Another challenge that companies face is ensuring their ESG data is accurate and can be fully vetted by the time it reaches investors and rating agencies. Eclipse Mining Technologies, developer of the SourceOne data platform, recently published a paper titled, “Data: the foundation of responsible mining.” In it, the company explains the importance of data integrity, not just in compliance, but also in operational optimization and ESG-related decision making.
“Unless data can be verified and corroborated, it doesn’t mean much and, with manual data handling, there is a risk of fraudulent reporting, whether intentional or not,” the paper stated. “If ESG data is inaccurate or misinterpreted, leaders risk focusing precious resources in the wrong area or taking actions that aren’t aligned with their companies’ core values.”
Modern data management systems can help to expedite ESG disclosure through automated data capture, integration and analysis. They also provide the tools for interrogation, corroboration and verification of data where necessary. And the accompanying history and context mean that root cause analyses can be run if the data is questioned.
For example, Metrio Sustainability Reporting is an end-to-end, collaborative ESG reporting solution that helps companies collect and centralize granular ESG data from multiple sources. It also aggregates companies’ raw data into custom, ESG-specific indicators, like scope one, two and three GHG emissions. Since all data is backed by thorough audit trails, external auditors can trace all data back to the source.
Jameron pointed out that the data analysis involved in ESG reporting can reveal many opportunities for companies to create value. “For instance, companies that want to reduce their environmental or human impact often end up improving their operational efficiency and cutting their operating costs too, which is a win-win for all stakeholders,” he said. “Companies that openly publish ESG reports can also attract more investors who look at integrated sustainable development practices as a measure of a company’s long-term viability.”
Access to capital is crucial to the industry’s future. Given the negative perception of mining, this can only become a reality when the sector overcomes its reputational risk. A credible and reliable means of tracking ESG performance will allow the sector to become increasingly “bankable,” following which the cost of capital will fall, thus increasing opportunities for investment.
“Looking at ESG from a financial perspective alone misses the point,” Strauss said. “If the sector adopts transparency through an independent, standardized and measurable approach, then any stakeholder can hold a company accountable, which encourages ongoing positive action. This can lead to improved community relations, improved recruitment, safety and staff retention; perhaps even an improved understanding when it comes to permitting.”
Owning the Past, Shaping the Future
Proper ESG disclosure is not just about what and how companies disclose, but also their attitude to identified areas of weakness in their operations. Embracing these as opportunities to learn, improve and mitigate real and potentially costly risk is a huge opportunity.

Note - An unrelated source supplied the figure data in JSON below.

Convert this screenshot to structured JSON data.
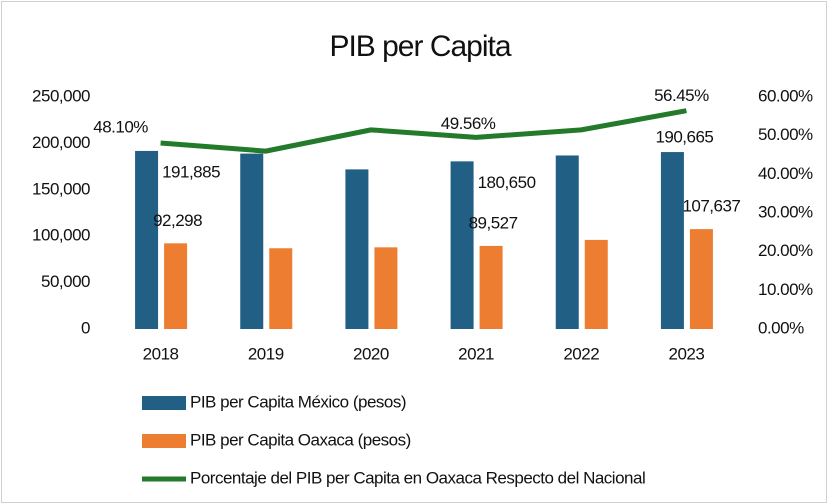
{
  "chart_data": {
    "type": "bar",
    "title": "PIB per Capita",
    "categories": [
      "2018",
      "2019",
      "2020",
      "2021",
      "2022",
      "2023"
    ],
    "series": [
      {
        "name": "PIB per Capita México (pesos)",
        "color": "#215f84",
        "values": [
          191885,
          189000,
          172000,
          180650,
          187000,
          190665
        ],
        "value_labels": [
          "191,885",
          null,
          null,
          "180,650",
          null,
          "190,665"
        ]
      },
      {
        "name": "PIB per Capita Oaxaca (pesos)",
        "color": "#ed7d31",
        "values": [
          92298,
          87000,
          88000,
          89527,
          96000,
          107637
        ],
        "value_labels": [
          "92,298",
          null,
          null,
          "89,527",
          null,
          "107,637"
        ]
      },
      {
        "name": "Porcentaje del PIB per Capita en Oaxaca Respecto del Nacional",
        "color": "#237a2a",
        "type": "line",
        "axis": "y2",
        "values": [
          48.1,
          46.0,
          51.5,
          49.56,
          51.5,
          56.45
        ],
        "value_labels": [
          "48.10%",
          null,
          null,
          "49.56%",
          null,
          "56.45%"
        ]
      }
    ],
    "ylim": [
      0,
      250000
    ],
    "yticks": [
      0,
      {
        "value": 50000,
        "label": "50,000"
      },
      {
        "value": 100000,
        "label": "100,000"
      },
      {
        "value": 150000,
        "label": "150,000"
      },
      {
        "value": 200000,
        "label": "200,000"
      },
      {
        "value": 250000,
        "label": "250,000"
      }
    ],
    "y2lim": [
      0,
      60
    ],
    "y2ticks": [
      {
        "value": 0,
        "label": "0.00%"
      },
      {
        "value": 10,
        "label": "10.00%"
      },
      {
        "value": 20,
        "label": "20.00%"
      },
      {
        "value": 30,
        "label": "30.00%"
      },
      {
        "value": 40,
        "label": "40.00%"
      },
      {
        "value": 50,
        "label": "50.00%"
      },
      {
        "value": 60,
        "label": "60.00%"
      }
    ],
    "grid": false,
    "legend": "bottom"
  }
}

A good example is Rio Tinto’s Everyday Respect workplace culture report that was published in February. Although the investigation revealed incidences of bullying, sexual harassment and racism, by choosing to disclose its findings, Rio Tinto helped to drive awareness around the need for change, not just internally but within the wider mining industry too.
Ultimately, timely and transparent reporting is indicative of secure and mature leadership teams who want to demonstrate their organization’s credibility through ESG activities, and this is exactly what stakeholders are looking for. This openness, backed by carefully structured companies and well-designed mining operations with ESG principles at their core, can only reflect positively on the whole industry.
Together, they represent a big step forward in building trust with the public and future generations.